Prima di ogni altra cosa, 75 – Biennale Ronconi Venezia di Jacopo Quadri trasmette un senso di angosciante nostalgia per una stagione irripetibile del teatro italiano e occidentale in genere. Oltre ai già citati Sogno di una notte di mezza estate, La donna perfetta, Einstein on the Beach e Min Fars Hus, alla Biennale del 1975 andarono in scena a Venezia anche Education of a Girl Child di Meredith Monk, un Otello di Memé Perlini, un allestimento di Cassio governa a Cipro, da Giorgio Manganelli, con la regia di Gianni Serra, L’Âge d’or del Théâtre du Soleil, Apocalypsis cum figuris di Jerzy Grotowski, la trilogia dell’Eredità di Caino del Living e Utopia dello stesso Luca Ronconi, libera trasposizione di Aristofane.
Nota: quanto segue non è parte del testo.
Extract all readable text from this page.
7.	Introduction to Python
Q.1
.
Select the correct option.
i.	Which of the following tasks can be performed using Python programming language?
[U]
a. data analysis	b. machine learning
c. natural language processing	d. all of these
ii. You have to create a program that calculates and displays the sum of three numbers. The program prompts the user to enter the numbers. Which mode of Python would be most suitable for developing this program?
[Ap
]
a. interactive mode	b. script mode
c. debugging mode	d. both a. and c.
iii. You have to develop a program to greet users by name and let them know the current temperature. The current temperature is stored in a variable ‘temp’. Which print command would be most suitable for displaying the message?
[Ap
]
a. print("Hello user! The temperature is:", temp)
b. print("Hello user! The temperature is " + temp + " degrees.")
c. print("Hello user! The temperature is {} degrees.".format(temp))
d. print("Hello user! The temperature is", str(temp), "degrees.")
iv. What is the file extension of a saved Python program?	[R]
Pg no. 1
Da un incontro casuale in un viaggio in treno verso Venezia nacque peraltro la Gaia Scienza di Giorgio Barberio Corsetti, Marco Solari e Alessandra Vanzi, che di lì a poco si sarebbero affermati come alcuni degli artisti teatrali più interessanti tra le compagne nate sul finire degli anni Settanta; subito dopo la Biennale, Grotowski improvvisò una lunga serie di workshop all’isola di san Giacomo in Paludo che coinvolsero numerosi performer accorsi a Venezia da tutto il mondo, futuri membri della Gaia Scienza inclusa, mossi dalla parola d’ordine «a teatro la maggioranza si sbaglia»; solo l’omicidio di Pier Paolo Pasolini poté rompere l’atmosfera sacrale che attraversava le esercitazioni condotte da Grotowski.
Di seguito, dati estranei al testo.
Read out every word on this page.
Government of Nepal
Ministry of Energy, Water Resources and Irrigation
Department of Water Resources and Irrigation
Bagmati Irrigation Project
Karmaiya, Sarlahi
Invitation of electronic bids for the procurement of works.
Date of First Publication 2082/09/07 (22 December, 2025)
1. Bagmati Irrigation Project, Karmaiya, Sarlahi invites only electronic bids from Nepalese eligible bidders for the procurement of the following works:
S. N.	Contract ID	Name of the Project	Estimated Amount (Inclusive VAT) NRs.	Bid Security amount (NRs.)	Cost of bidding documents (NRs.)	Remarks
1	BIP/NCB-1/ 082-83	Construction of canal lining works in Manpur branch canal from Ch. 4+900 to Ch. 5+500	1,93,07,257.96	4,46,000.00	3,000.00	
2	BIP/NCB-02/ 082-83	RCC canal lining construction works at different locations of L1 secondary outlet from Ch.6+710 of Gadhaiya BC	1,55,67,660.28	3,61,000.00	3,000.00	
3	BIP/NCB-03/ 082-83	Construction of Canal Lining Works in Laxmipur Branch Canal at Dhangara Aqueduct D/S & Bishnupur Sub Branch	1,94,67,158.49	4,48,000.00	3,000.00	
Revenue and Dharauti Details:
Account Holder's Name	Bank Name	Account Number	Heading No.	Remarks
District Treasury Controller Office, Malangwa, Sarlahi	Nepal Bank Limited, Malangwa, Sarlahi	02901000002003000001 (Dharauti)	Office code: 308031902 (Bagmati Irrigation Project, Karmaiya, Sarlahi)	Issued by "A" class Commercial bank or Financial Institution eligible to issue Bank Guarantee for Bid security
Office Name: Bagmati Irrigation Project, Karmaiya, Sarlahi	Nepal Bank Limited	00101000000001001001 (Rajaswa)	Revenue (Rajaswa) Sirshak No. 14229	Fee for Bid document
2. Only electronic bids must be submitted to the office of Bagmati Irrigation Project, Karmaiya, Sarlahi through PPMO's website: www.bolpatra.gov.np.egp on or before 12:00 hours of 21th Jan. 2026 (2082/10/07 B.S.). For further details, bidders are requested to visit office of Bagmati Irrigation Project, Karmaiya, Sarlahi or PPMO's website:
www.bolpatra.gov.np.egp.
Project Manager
Di fronte a un programma tanto avanguardistico e tanto innovativo, che raccoglieva, come dicono le note di regia di Quadri, tanti giovani o futuri maestri del teatro europeo, le reazioni non mancarono, anche e soprattutto quelle pesantemente negative. Il monsignor Albino Luciani, il futuro papà Giovanni Paolo I allora patriarca di Venezia, addirittura attaccò in un’omelia la rielaborazione degli Auto sacramental di Calderón de la Barca ad opera di Victor García, con tanto di nudi in scena. In un’intervista d’epoca sugli spettacoli visti in quell’edizione tanto chiacchierata della Biennale Teatro di Venezia, Goffredo Parise scomodava, criticamente, il concerto di «opera aperta», che Umberto Eco – «se mi parla di happening già mi perdo», ironizzava l’autore de Il prete bello. Eppure, viste retrospettivamente con gli occhi di quello che la Biennale Teatro e in generale la Biennale di Venezia sono oggi, molte delle innovazioni apportate da Ronconi si rivelano delle intuizioni perfette, tuttora messe in pratica: l’utilizzo inedito dell’abbandonato Arsenale militare di Venezia come palco anti-tradizionale per gli spettacoli; i prezzi dei biglietti drasticamente calmierati, abbassati fino a raggiungere il prezzo simbolico di sole 100 lire – una scelta «sbagliata psicologicamente» secondo Parise perché un lavoratore generico, abituato al consumo, avrebbe pensato che un’opera d’arte costosa solo 100 lire dovesse essere per forza di poco valore; una concezione generale della Biennale come «festa di popolo», idea pienamente aderente allo spirito dei tempi che implicava uno strappo drastico con la concezione elitaria del teatro fino ad allora invalsa – un’idea che, forse, nel tempo si è ritirata contra, con la trasformazione-degradazione da Mostre a Festival, a Feste e infine a kermesse.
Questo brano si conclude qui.